Congo is targeting cobalt price that boosts local processing
The Democratic Republic of Congo is seeking a cobalt price that encourages domestic processing, as the government considers its next steps to follow a ban on exports of the battery metal, according to the chairman of the state mining company.
Congo, which accounts for about three-quarters of global cobalt supply, suspended shipments for four months on February 22, before extending the ban by three months in June. The decision came after prices slumped in recent years as output soared, particularly from two mines operated by China’s CMOC Group.
“No one can invest in a refinery in the country because the price was not sustainable,” Gecamines chairperson Guy-Robert Lukama said in a discussion this week with the Washington-based Center for Strategic and International Studies.
Congo’s mines export an intermediate product called cobalt hydroxide which is transformed into battery-grade material or metal elsewhere, mainly in China.

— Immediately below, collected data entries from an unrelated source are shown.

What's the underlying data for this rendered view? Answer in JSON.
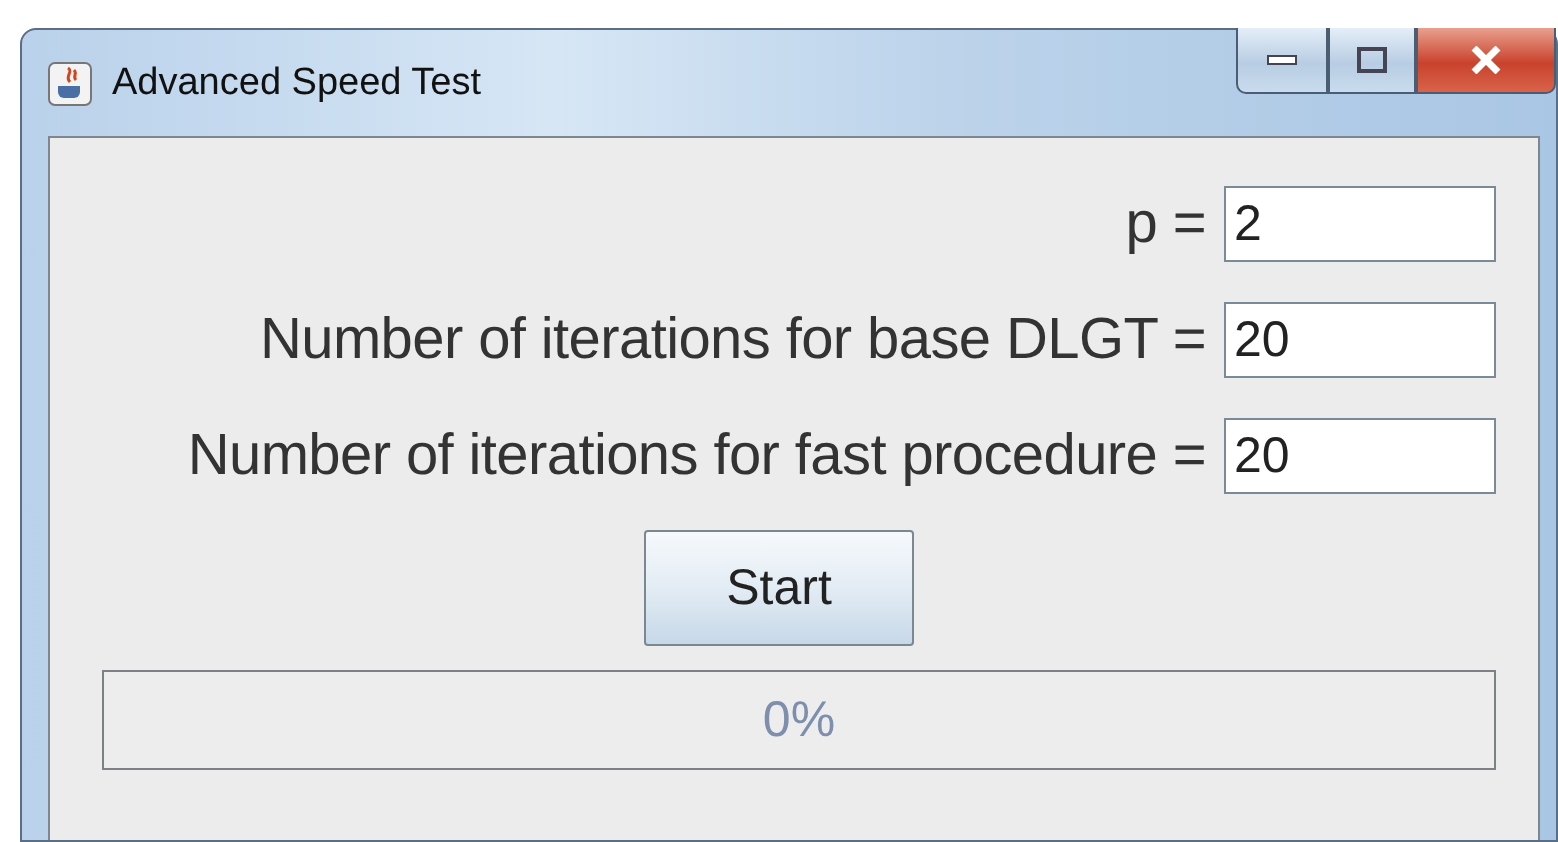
{
  "window": {
    "title": "Advanced Speed Test"
  },
  "fields": [
    {
      "label": "p =",
      "value": "2"
    },
    {
      "label": "Number of iterations for base DLGT =",
      "value": "20"
    },
    {
      "label": "Number of iterations for fast procedure =",
      "value": "20"
    }
  ],
  "start_button": "Start",
  "progress": {
    "level": 0,
    "text": "0%"
  }
}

The initial ban was introduced shortly after benchmark prices dropped toward historic lows of less than $10 a pound. They have risen almost 60% since Congo closed its borders to cobalt shipments, while the price of hydroxide has more than doubled, according to Fastmarkets data.
Congo doesn’t want a return to peaks above $40 a pound — experienced in 2018 and 2022 — but “it was our duty as a country to stabilize the price,” Lukama said. A period of “totally insane” supply growth had led to more than 12 months of inventory being held outside the country, he said.
The trading unit of CMOC, which produced more than 40% of the world’s cobalt in 2024, last month declared force majeure on hydroxide deliveries, showing the increasing strain on flows. Miners are stockpiling cobalt while continuing to export copper – the two metals are mined together in Congo.
China’s imports of cobalt intermediates slumped over 60% in June from the prior month, according to customs data published over the weekend, marking the first significant month-on-month decline since Congo’s export ban was introduced in February.
The largest producers of cobalt after CMOC are commodities giant Glencore Plc and Kazakhstan-backed Eurasian Resources Group Sarl, which both own major assets in Congo. Gecamines is a minority shareholder in joint ventures with all three firms.
The continuing ban coincides with Congo and the US working toward a strategic partnership to bring more American investment into the African nation’s reserves of copper, cobalt, lithium and tantalum. President Donald Trump’s administration is trying to loosen China’s grip on key minerals and their supply chains.
Congo wishes to ensure that cobalt is “available for everyone” instead of the world being “dependent on one jurisdiction,” Lukama said.
The country’s leaders are weighing longer-term options, including possible export limits once the ban is lifted, to balance the market, support prices and promote local refining. A quota “could make sense,” according to Lukama. “We are very pragmatic on what we’re looking for.”
Analysts have warned that too-stringent controls and surging prices could hasten a shift by manufacturers of electric-vehicle batteries – the biggest single source of cobalt demand – toward technologies that don’t use the metal.